Ehrlich gesagt, manchmal verstehe ich die Welt nicht mehr.

Sowohl die private KV als auch die gesetzliche KV wissen nicht was tuten und was blasen ist.

Wie war das noch einmal, ein Blick in die einschlägige Rechtlektüre hilft immer wieder zur Rechtsfindung.

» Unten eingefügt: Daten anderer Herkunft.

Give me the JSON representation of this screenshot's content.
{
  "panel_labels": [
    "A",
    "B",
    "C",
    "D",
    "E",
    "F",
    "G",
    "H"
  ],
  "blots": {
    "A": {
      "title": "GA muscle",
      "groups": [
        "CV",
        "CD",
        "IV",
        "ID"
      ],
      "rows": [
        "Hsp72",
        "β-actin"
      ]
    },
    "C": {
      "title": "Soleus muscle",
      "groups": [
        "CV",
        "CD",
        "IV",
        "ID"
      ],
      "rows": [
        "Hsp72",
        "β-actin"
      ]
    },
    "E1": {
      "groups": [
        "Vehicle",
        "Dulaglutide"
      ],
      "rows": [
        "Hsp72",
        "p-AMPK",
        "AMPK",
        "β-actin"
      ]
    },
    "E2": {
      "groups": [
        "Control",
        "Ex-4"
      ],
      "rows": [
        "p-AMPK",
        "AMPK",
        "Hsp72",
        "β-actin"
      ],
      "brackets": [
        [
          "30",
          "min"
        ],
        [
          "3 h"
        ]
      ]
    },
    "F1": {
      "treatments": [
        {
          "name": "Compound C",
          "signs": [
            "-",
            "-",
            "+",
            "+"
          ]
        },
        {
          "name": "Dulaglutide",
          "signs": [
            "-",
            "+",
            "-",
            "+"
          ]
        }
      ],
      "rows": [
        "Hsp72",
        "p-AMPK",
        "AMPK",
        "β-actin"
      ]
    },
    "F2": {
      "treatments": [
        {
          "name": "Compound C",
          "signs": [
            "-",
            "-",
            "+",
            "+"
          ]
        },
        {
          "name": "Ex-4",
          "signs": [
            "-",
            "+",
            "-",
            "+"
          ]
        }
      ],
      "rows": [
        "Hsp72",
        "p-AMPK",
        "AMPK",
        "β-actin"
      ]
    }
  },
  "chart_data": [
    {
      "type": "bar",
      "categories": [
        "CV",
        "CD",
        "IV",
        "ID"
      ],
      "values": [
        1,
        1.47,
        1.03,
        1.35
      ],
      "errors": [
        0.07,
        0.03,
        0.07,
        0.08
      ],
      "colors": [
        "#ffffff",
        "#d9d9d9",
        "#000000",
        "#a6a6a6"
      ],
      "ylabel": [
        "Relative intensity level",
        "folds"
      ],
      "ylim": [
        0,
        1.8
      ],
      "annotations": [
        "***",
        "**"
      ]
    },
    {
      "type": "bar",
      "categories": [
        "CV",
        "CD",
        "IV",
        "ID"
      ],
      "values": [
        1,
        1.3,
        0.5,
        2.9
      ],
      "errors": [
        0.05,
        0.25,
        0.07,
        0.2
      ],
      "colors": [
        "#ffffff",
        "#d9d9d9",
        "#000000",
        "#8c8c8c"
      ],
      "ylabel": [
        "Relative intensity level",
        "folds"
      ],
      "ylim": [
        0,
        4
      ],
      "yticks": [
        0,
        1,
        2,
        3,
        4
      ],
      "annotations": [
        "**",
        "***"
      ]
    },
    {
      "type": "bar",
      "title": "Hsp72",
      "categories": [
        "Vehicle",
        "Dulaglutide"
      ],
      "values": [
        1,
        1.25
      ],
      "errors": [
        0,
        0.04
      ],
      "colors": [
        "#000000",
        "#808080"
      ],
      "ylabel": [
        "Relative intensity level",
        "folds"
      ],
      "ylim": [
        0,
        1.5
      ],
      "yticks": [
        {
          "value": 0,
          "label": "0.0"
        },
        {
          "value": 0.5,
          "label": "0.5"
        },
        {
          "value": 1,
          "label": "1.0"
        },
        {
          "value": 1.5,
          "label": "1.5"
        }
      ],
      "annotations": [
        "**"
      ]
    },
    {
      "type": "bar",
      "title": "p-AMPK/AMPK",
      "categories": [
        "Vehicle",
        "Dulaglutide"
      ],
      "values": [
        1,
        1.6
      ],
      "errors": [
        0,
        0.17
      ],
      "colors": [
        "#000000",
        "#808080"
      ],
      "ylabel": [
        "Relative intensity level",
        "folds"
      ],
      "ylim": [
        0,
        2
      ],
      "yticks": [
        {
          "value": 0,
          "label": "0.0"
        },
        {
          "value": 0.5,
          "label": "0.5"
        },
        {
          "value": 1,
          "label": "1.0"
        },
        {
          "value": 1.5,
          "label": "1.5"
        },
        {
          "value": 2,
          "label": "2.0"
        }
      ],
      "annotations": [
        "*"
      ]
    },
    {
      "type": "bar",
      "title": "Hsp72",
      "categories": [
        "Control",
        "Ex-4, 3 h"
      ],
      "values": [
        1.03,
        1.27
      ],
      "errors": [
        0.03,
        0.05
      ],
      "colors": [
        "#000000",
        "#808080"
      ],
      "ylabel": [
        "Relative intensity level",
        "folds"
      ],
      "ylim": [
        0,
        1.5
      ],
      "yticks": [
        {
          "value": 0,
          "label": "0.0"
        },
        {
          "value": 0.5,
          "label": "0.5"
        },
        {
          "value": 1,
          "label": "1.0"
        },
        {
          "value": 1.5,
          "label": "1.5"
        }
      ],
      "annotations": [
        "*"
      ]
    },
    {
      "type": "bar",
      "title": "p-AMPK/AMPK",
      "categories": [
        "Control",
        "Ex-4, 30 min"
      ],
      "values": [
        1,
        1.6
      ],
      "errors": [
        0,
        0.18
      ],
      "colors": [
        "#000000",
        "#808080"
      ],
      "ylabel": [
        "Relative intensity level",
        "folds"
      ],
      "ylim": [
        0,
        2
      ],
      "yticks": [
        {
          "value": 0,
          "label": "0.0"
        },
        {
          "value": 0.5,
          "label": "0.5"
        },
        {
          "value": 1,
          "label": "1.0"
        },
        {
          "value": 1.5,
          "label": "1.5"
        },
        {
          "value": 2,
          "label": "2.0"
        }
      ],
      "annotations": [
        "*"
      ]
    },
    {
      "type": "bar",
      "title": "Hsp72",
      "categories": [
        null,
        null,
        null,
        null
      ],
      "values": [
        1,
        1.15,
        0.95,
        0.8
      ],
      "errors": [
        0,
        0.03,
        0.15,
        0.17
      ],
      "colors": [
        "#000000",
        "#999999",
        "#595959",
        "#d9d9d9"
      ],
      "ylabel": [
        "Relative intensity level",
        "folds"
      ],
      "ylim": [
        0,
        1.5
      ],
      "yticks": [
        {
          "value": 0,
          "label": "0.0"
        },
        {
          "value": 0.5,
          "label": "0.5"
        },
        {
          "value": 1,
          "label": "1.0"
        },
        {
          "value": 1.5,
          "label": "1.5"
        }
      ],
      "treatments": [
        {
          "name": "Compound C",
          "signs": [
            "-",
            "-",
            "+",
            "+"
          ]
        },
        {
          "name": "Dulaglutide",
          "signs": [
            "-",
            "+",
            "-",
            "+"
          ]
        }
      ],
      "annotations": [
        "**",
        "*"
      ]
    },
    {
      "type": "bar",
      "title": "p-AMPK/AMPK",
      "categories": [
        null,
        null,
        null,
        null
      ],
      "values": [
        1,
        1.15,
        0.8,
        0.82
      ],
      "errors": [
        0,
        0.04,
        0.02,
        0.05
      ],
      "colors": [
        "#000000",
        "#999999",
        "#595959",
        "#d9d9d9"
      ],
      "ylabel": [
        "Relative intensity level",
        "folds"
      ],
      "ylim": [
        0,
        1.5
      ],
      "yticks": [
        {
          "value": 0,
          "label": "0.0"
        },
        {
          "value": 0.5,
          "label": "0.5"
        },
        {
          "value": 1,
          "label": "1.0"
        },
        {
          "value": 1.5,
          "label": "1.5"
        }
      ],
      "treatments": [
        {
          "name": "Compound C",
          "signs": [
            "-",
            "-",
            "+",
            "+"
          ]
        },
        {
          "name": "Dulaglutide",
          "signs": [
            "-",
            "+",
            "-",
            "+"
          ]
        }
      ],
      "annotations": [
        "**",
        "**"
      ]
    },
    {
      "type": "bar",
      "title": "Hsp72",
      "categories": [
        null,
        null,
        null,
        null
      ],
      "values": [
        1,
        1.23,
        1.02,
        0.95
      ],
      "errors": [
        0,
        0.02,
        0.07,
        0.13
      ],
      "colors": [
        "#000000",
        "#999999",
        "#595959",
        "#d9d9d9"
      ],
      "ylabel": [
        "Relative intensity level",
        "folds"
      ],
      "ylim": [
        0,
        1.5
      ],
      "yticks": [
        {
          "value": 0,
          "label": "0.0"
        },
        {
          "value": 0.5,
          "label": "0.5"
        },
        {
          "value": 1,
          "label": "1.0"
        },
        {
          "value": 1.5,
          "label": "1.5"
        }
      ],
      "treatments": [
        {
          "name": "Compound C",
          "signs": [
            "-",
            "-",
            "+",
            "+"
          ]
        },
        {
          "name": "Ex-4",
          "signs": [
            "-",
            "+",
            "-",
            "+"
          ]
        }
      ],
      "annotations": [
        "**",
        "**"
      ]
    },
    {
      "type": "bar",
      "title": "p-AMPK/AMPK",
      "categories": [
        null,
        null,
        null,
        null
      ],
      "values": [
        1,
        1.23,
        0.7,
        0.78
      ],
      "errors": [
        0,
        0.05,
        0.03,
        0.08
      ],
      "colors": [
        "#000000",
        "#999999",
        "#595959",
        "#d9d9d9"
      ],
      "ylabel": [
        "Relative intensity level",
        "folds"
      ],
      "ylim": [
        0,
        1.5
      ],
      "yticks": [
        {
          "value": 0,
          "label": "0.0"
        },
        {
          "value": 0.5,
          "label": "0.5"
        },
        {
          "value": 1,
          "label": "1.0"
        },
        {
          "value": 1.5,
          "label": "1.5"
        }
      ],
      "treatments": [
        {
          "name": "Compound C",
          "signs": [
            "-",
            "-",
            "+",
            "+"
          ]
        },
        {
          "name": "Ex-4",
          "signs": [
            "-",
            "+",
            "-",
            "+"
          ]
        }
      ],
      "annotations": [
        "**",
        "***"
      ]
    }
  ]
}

Hierfür hat der Gesetzgeber die Bestimmungen des § 5 Abs. 9 SGB V geschaffen:

(9) Kommt eine Versicherung nach den §§ 5, 9 oder 10 nach Kündigung des Versicherungsvertrages nicht zustande oder endet eine Versicherung nach den §§ 5 oder 10 vor Erfüllung der Vorversicherungszeit nach § 9, ist das private Krankenversicherungsunternehmen zum erneuten Abschluss eines Versicherungsvertrages verpflichtet, wenn der vorherige Vertrag für mindestens fünf Jahre vor seiner Kündigung ununterbrochen bestanden hat. Der Abschluss erfolgt ohne Risikoprüfung zu gleichen Tarifbedingungen, die zum Zeitpunkt der Kündigung bestanden haben; die bis zum Ausscheiden erworbenen Alterungsrückstellungen sind dem Vertrag zuzuschreiben

Hier ist doch eindeutig eine Versicherungspflicht nach § 5 SGB V nicht eingetreten, da dieses durch § 6 Abs 3 a SGB V verhindert wird.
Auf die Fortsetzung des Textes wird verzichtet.